A Fine Gentleman

A Prudent Match by Laura Matthews
(Signet Regency, $4.99, G) ISBN 0-451-20070-5
A Prudent Match opens with a wedding. Prudence Stockworth is marrying William Ledbetter, Eighth Baron Ledbetter, and it is not a love match. Prudence's mild-mannered fiancé died in India, and Ledbetter has arranged a quick marriage via a special license. Readers will be left in the dark as to why this couple is marrying at all, until a few hints that Ledbetter needs Prudence's dowry begin to surface. And since Prudence has several younger sisters that are looking forward to a Season once she is out of the way, she calmly marries a man she hardly knows.

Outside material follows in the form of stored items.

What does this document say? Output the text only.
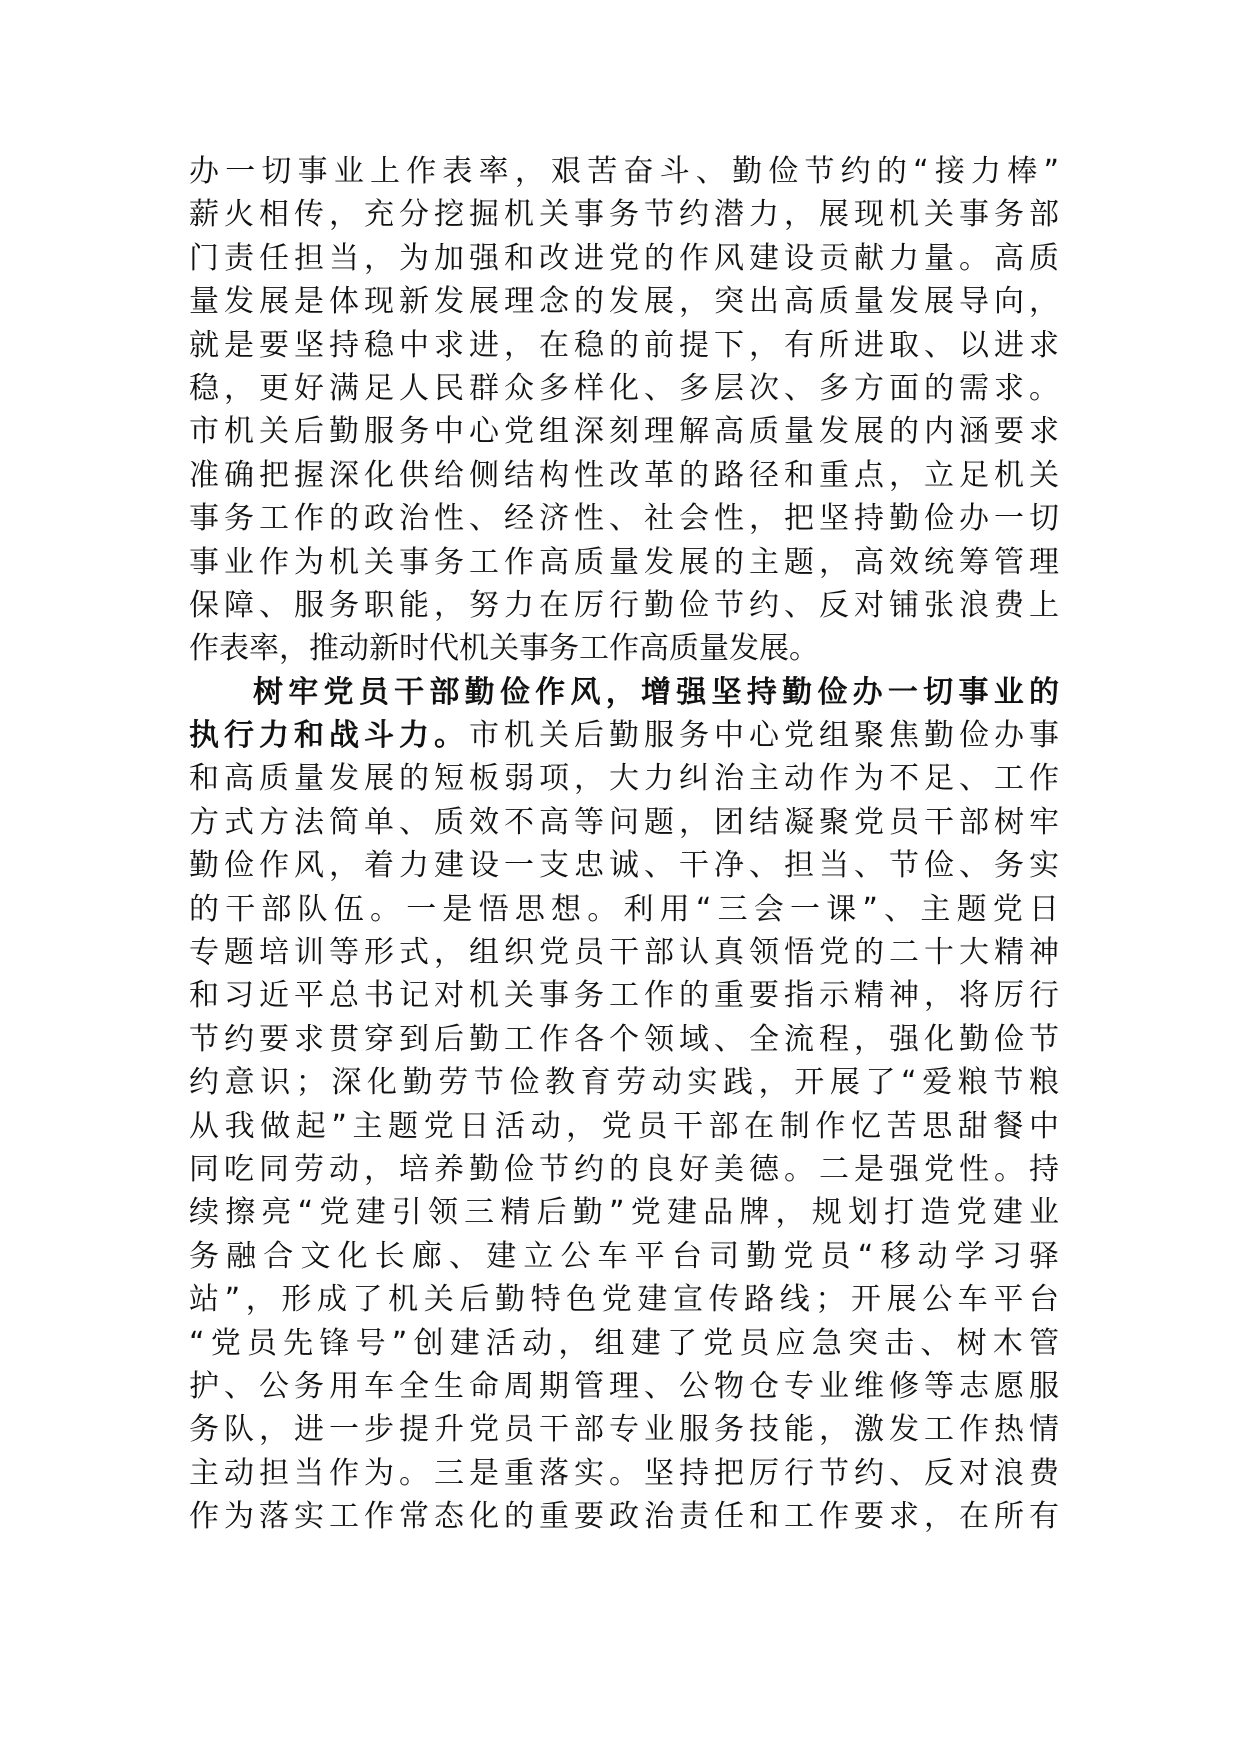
办一切事业上作表率，艰苦奋斗、勤俭节约的“接力棒”
薪火相传，充分挖掘机关事务节约潜力，展现机关事务部
门责任担当，为加强和改进党的作风建设贡献力量。高质
量发展是体现新发展理念的发展，突出高质量发展导向，
就是要坚持稳中求进，在稳的前提下，有所进取、以进求
稳，更好满足人民群众多样化、多层次、多方面的需求。
市机关后勤服务中心党组深刻理解高质量发展的内涵要求
准确把握深化供给侧结构性改革的路径和重点，立足机关
事务工作的政治性、经济性、社会性，把坚持勤俭办一切
事业作为机关事务工作高质量发展的主题，高效统筹管理
保障、服务职能，努力在厉行勤俭节约、反对铺张浪费上
作表率，推动新时代机关事务工作高质量发展。
树牢党员干部勤俭作风，增强坚持勤俭办一切事业的
执行力和战斗力。市机关后勤服务中心党组聚焦勤俭办事
和高质量发展的短板弱项，大力纠治主动作为不足、工作
方式方法简单、质效不高等问题，团结凝聚党员干部树牢
勤俭作风，着力建设一支忠诚、干净、担当、节俭、务实
的干部队伍。一是悟思想。利用“三会一课”、主题党日
专题培训等形式，组织党员干部认真领悟党的二十大精神
和习近平总书记对机关事务工作的重要指示精神，将厉行
节约要求贯穿到后勤工作各个领域、全流程，强化勤俭节
约意识；深化勤劳节俭教育劳动实践，开展了“爱粮节粮
从我做起”主题党日活动，党员干部在制作忆苦思甜餐中
同吃同劳动，培养勤俭节约的良好美德。二是强党性。持
续擦亮“党建引领三精后勤”党建品牌，规划打造党建业
务融合文化长廊、建立公车平台司勤党员“移动学习驿
站”，形成了机关后勤特色党建宣传路线；开展公车平台
“党员先锋号”创建活动，组建了党员应急突击、树木管
护、公务用车全生命周期管理、公物仓专业维修等志愿服
务队，进一步提升党员干部专业服务技能，激发工作热情
主动担当作为。三是重落实。坚持把厉行节约、反对浪费
作为落实工作常态化的重要政治责任和工作要求，在所有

Ledbetter isn't entirely unhappy. Prudence is pretty, and while she occasionally looks at him with a bit of impatience, she's amiable enough and will probably do very well in the role of wife. Prudence thinks Ledbetter is good-looking, but he frightens her. He's so -- forcefully masculine that she freezes whenever he touches her. On their wedding night, she fakes an illness. Once arrived at Ledbetter's home, she pleads terror of the connubial act. Ledbetter agrees to leave her alone and let her get used to him.

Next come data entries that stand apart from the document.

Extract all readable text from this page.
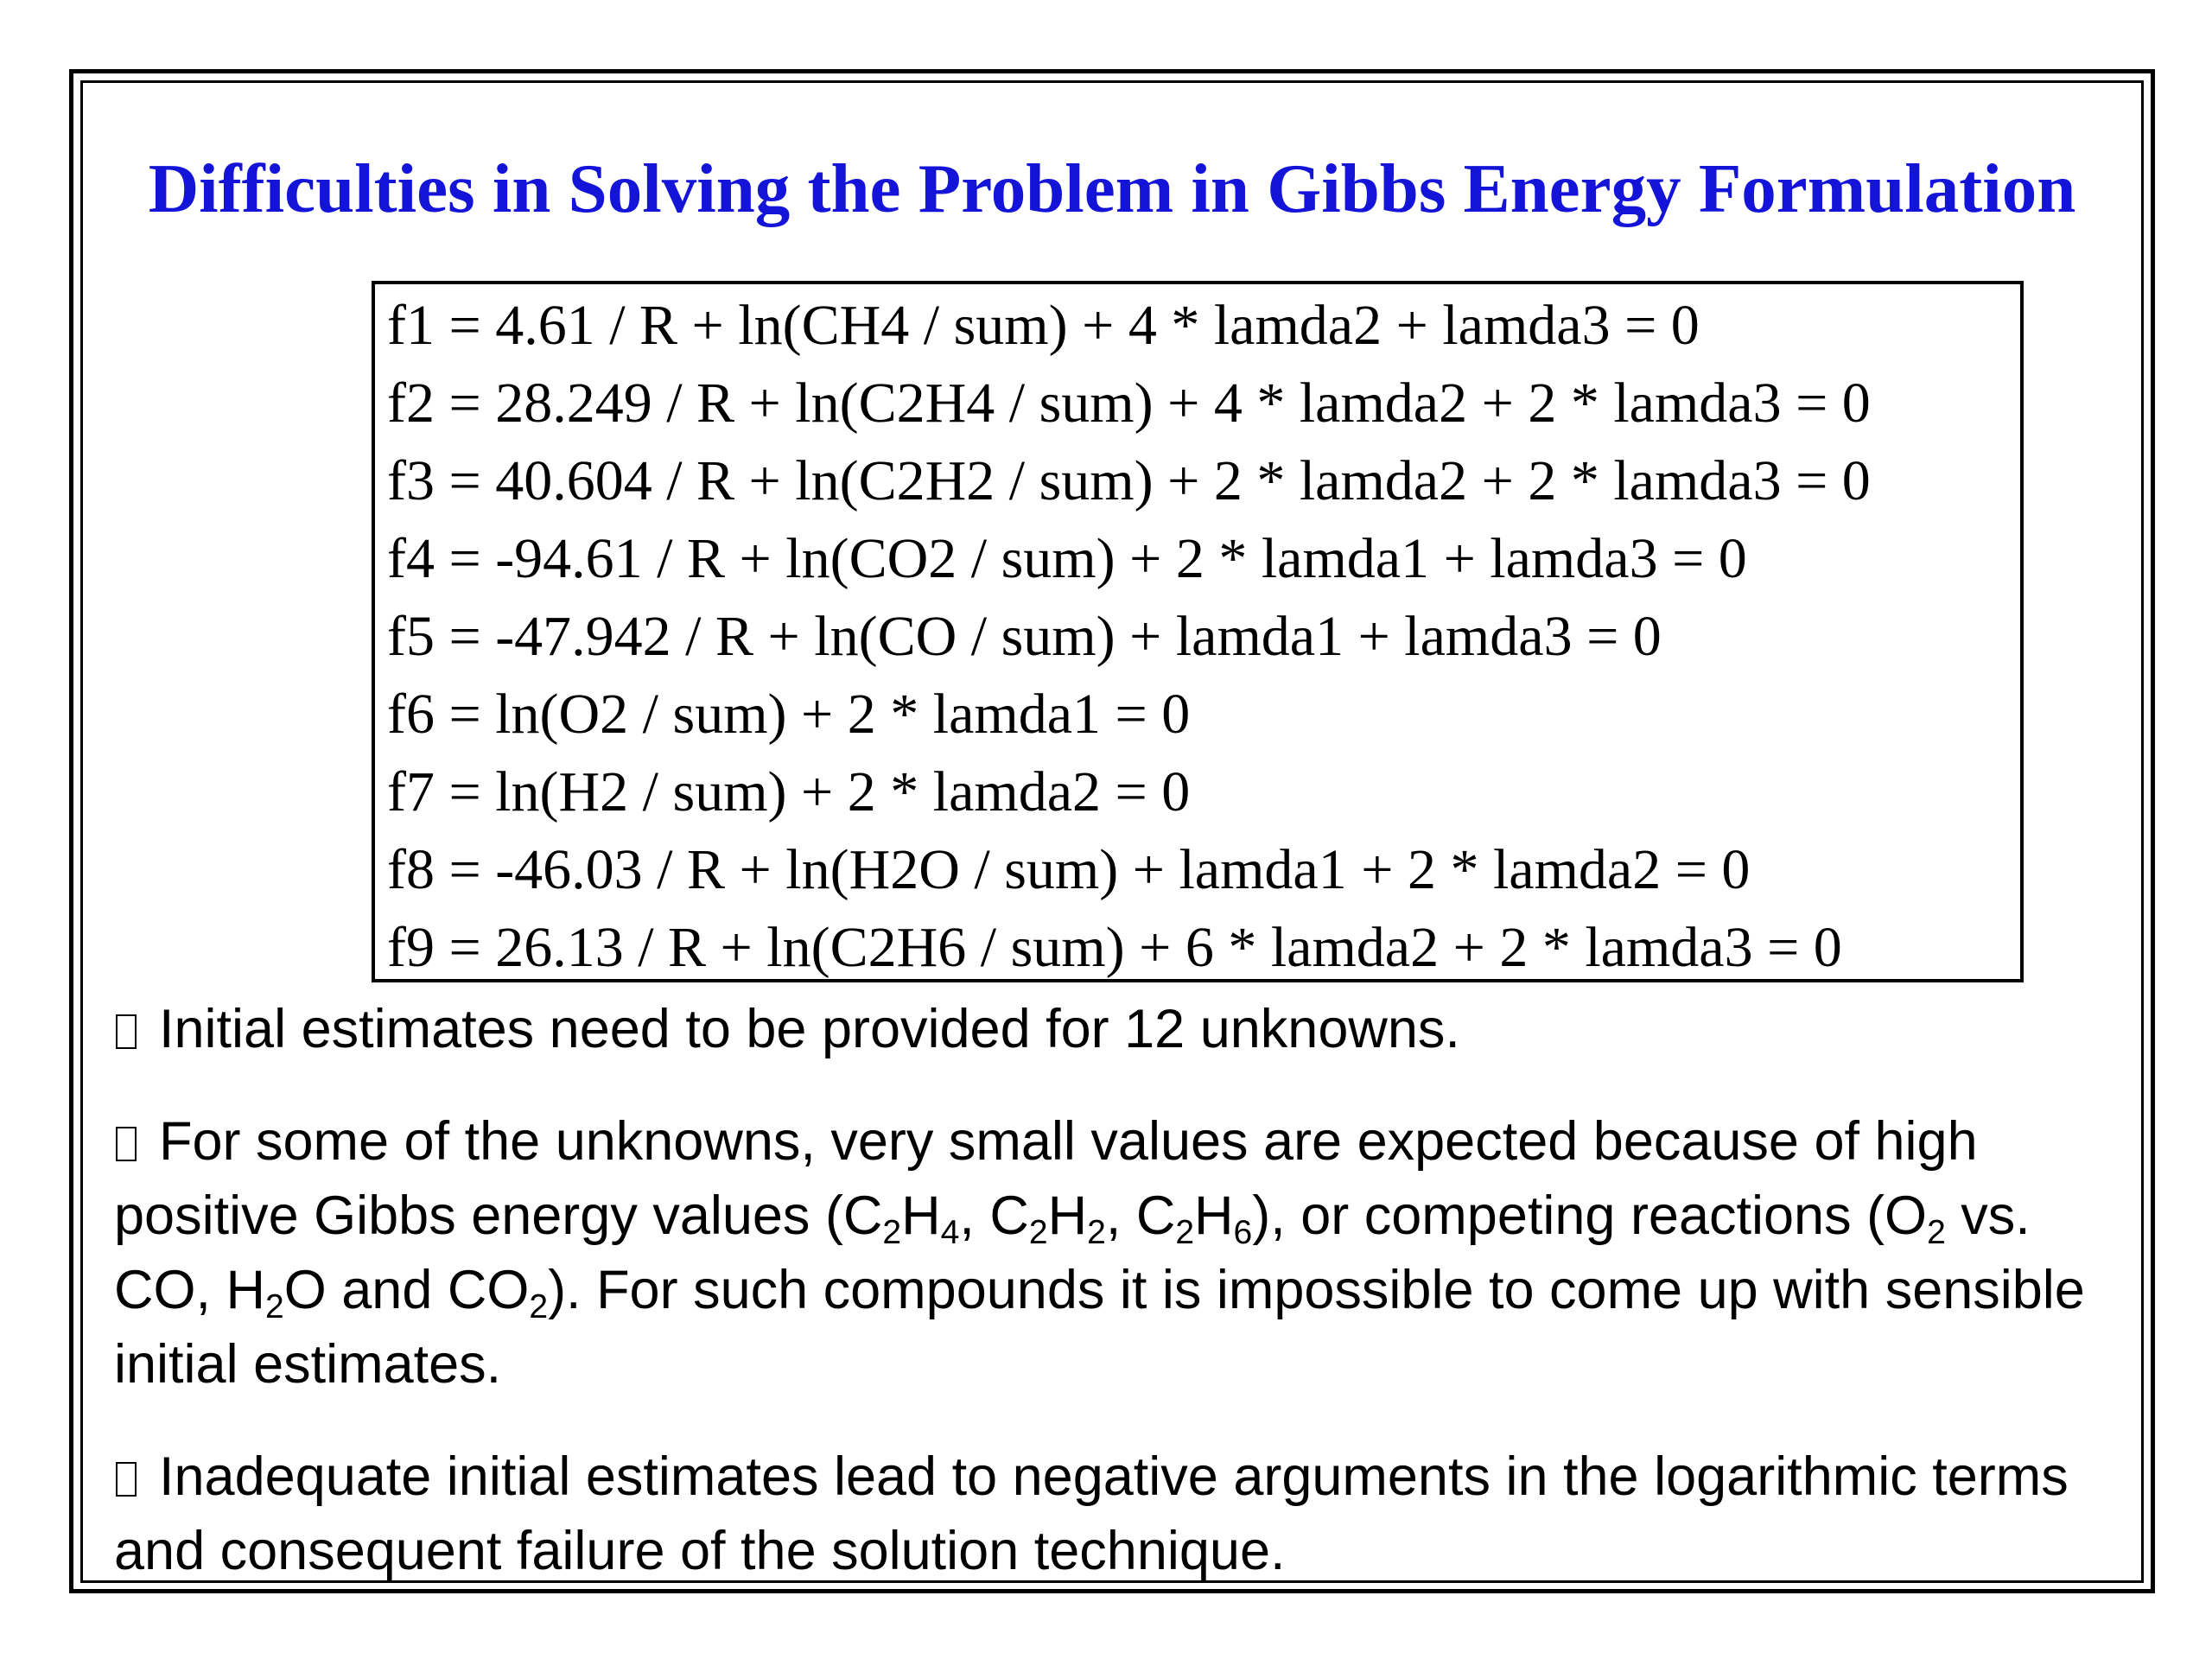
Difficulties in Solving the Problem in Gibbs Energy Formulation
f1 = 4.61 / R + ln(CH4 / sum) + 4 * lamda2 + lamda3 = 0
f2 = 28.249 / R + ln(C2H4 / sum) + 4 * lamda2 + 2 * lamda3 = 0
f3 = 40.604 / R + ln(C2H2 / sum) + 2 * lamda2 + 2 * lamda3 = 0
f4 = -94.61 / R + ln(CO2 / sum) + 2 * lamda1 + lamda3 = 0
f5 = -47.942 / R + ln(CO / sum) + lamda1 + lamda3 = 0
f6 = ln(O2 / sum) + 2 * lamda1 = 0
f7 = ln(H2 / sum) + 2 * lamda2 = 0
f8 = -46.03 / R + ln(H2O / sum) + lamda1 + 2 * lamda2 = 0
f9 = 26.13 / R + ln(C2H6 / sum) + 6 * lamda2 + 2 * lamda3 = 0
Initial estimates need to be provided for 12 unknowns.
For some of the unknowns, very small values are expected because of high positive Gibbs energy values ($C_2H_4$, $C_2H_2$, $C_2H_6$), or competing reactions ($O_2$ vs. CO, $H_2O$ and $CO_2$). For such compounds it is impossible to come up with sensible initial estimates.
Inadequate initial estimates lead to negative arguments in the logarithmic terms and consequent failure of the solution technique.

And that, dear readers, is the sum total of the conflict.

The entire book revolves around Prudence being afraid to consummate her marriage, and Ledbetter being frustrated and hoping that maybe this night she'll change her mind. This might be entertaining in a book where sexual tension was allowed to build, but this couple has all the heat and excitement of a pair of rubber chickens. I read on and on hoping the story was going to get going, and by the middle of the book, the reality dawned -- there really was no story. Just Prudence, who came off like a ninnyhammer, and Ledbetter, who was dull beyond belief. Even the early hints that Prudence might have a bit of spunk (she looks at him with a flash of impatience; her veiled look seems to conceal secrets; etc.) go nowhere.

And by the time Prudence decides to get on with things, we're almost done with the book and Ledbetter's reaction seems downright ridiculous:

"Perhaps," she said, her voice halting, "I could come…to you tonight?"

Ledbetter's breath caught in his throat. What a remarkable woman she was!

Good grief. The man's been married for a month or so, his wife is a terrified virgin, and all he can think is that she's remarkable for finally agreeing to climb into his bed? So much for Ledbetter the forcefully masculine hero.

There is a subplot involving a church organ donated to a local church by Ledbetter's late mother and a man who might be Ledbetter's bastard half-brother, but these are minor and certainly not enough to carry the story.

It's hard to know what to say of a book that leaves a reader feeling she's read no book at all, just a rambling assortment of pages loosely connected by an irritating pair of lead characters who have virtually nothing going on in their lives. Regency lovers are worried that their favorite sub-genre is in trouble. A Prudent Match will do nothing to reassure them.